Thursday, July 28, 2011

The Beginning.

Three weeks have passed since Nick and I made our way safely back into our little slice of (then seeming like) Heaven - pillows that knew us and sunshine to warm us (and leave us, finally). I let out a sigh of relief once we pulled in the driveway, almost like the whole, "We've made it this far, but there's still a chance something could happen" thing. Roughly 7,500 tickers were added to the Versa, with that number comparable to the hours of sleep lost during the month (or so it appeared).

I feel like ever since I woke up the next morning, reality - one that didn't consist of moose on the side of the road or rubber boots - quickly swept me off to a place where reflective time wasn't allotted. That is, until today.

I found myself faced with the question yet again, "So how was your trip?" and no reply has really been completely truthful, only because I haven't really known how to answer it. I hadn't had the time to formulate. I hadn't stared out the patio, across the sidewalk, into the world and back to myself to figure out just how the trip actually was. Sure, it was great - it was fun. I saw a lot. I learned a lot. Apparently I didn't eat enough. I lost a lot. I found a lot. And I gained a lot.

But that doesn't even justify what we experienced - what I experienced. I've always thought of myself as this traveler, this "free-spirited" person who gets whisked off on journeys, loses her footing, but in the end comes out with a great story. Funny thing is, though, is that I've never really done that. But here I am, back from a month long drivers-hell-of-an-excursion to the supposed "Last Frontier," and have nothing really to say about it. The communication major, no less.

Something tells me, though, that that's probably the best part entirely. I can say that it was a life altering trip, and that the cliche of no-words-to-describe really ring true. I probably won't be back, or if I do, it'll be years down the road.

But still, it's like my own little something I can claim.

It's my own little bit of warmth. It's my own little bit of mystery. It's my own little memory I won't forget.

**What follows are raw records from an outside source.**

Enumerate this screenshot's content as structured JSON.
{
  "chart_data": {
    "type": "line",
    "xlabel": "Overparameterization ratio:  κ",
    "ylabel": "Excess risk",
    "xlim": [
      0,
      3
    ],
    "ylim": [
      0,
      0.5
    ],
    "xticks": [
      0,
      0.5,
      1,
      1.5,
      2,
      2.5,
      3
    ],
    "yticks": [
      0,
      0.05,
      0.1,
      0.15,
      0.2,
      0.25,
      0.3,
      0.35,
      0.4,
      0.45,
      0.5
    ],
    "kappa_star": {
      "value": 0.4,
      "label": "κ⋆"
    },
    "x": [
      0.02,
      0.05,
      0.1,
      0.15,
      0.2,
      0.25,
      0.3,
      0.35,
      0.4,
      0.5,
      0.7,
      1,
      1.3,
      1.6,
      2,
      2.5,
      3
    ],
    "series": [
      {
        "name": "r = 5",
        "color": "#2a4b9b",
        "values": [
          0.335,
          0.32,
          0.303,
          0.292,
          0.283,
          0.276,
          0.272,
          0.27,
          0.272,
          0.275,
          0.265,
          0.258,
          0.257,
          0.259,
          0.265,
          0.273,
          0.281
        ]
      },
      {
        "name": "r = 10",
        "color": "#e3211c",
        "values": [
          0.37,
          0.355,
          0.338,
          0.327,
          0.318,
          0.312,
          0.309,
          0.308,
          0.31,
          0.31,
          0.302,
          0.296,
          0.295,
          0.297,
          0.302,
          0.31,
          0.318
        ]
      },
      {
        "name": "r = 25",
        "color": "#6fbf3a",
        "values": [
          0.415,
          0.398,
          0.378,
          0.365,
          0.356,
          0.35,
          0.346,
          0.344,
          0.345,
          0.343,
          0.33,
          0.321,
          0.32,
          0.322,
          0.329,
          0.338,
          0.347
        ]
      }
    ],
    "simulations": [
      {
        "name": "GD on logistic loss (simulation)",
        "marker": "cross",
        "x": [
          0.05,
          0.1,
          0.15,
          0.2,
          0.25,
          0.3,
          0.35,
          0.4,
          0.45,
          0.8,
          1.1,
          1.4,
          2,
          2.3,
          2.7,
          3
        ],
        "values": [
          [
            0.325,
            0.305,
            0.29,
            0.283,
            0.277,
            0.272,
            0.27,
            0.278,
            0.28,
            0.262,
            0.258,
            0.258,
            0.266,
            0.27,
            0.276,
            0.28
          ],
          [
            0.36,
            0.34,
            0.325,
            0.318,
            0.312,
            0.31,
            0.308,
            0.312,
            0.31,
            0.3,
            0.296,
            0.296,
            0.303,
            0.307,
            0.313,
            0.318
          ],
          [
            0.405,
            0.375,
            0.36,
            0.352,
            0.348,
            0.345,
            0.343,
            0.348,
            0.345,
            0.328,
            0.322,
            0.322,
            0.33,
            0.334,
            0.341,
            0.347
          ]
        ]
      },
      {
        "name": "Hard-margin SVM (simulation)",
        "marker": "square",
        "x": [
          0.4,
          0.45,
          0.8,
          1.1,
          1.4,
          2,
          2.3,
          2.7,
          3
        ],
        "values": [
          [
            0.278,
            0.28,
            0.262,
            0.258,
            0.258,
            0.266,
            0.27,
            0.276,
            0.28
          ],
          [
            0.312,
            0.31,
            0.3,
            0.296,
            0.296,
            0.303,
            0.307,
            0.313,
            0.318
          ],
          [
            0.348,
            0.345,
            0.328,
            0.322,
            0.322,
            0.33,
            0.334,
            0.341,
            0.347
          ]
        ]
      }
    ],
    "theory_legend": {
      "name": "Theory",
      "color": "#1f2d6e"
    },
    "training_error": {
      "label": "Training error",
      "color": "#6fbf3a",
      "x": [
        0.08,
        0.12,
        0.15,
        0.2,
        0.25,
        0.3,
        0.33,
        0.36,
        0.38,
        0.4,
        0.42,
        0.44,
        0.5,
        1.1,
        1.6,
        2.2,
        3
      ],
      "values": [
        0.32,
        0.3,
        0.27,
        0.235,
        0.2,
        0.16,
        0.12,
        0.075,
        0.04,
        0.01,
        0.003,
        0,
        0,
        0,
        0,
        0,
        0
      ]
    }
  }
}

I can share stories to the best of my ability, I can say I'm more in love than I've ever been, I can pull up sideshows, commentate, wear my baggy, unflattering Alaskan wardrobe every winter. But, again, it will never suffice, and that's just something I have to come to terms with.

Dad had mentioned before we left that I'd never be the same once I got back.

And he's right.

He also said that the only memories you'll hold onto in your life are the good ones.

And he's right.

Alaska was incredible - it wore us out, tore us up, froze us, thawed us, broke us. And we made it.

And I couldn't be happier.

1 comment:

  1. so very happy that the 2 of you made this trip of a lifetime and made it safely home, no one can ever take back the grand memories that were shared, things learned for future adventures in your life and we will always be here for you!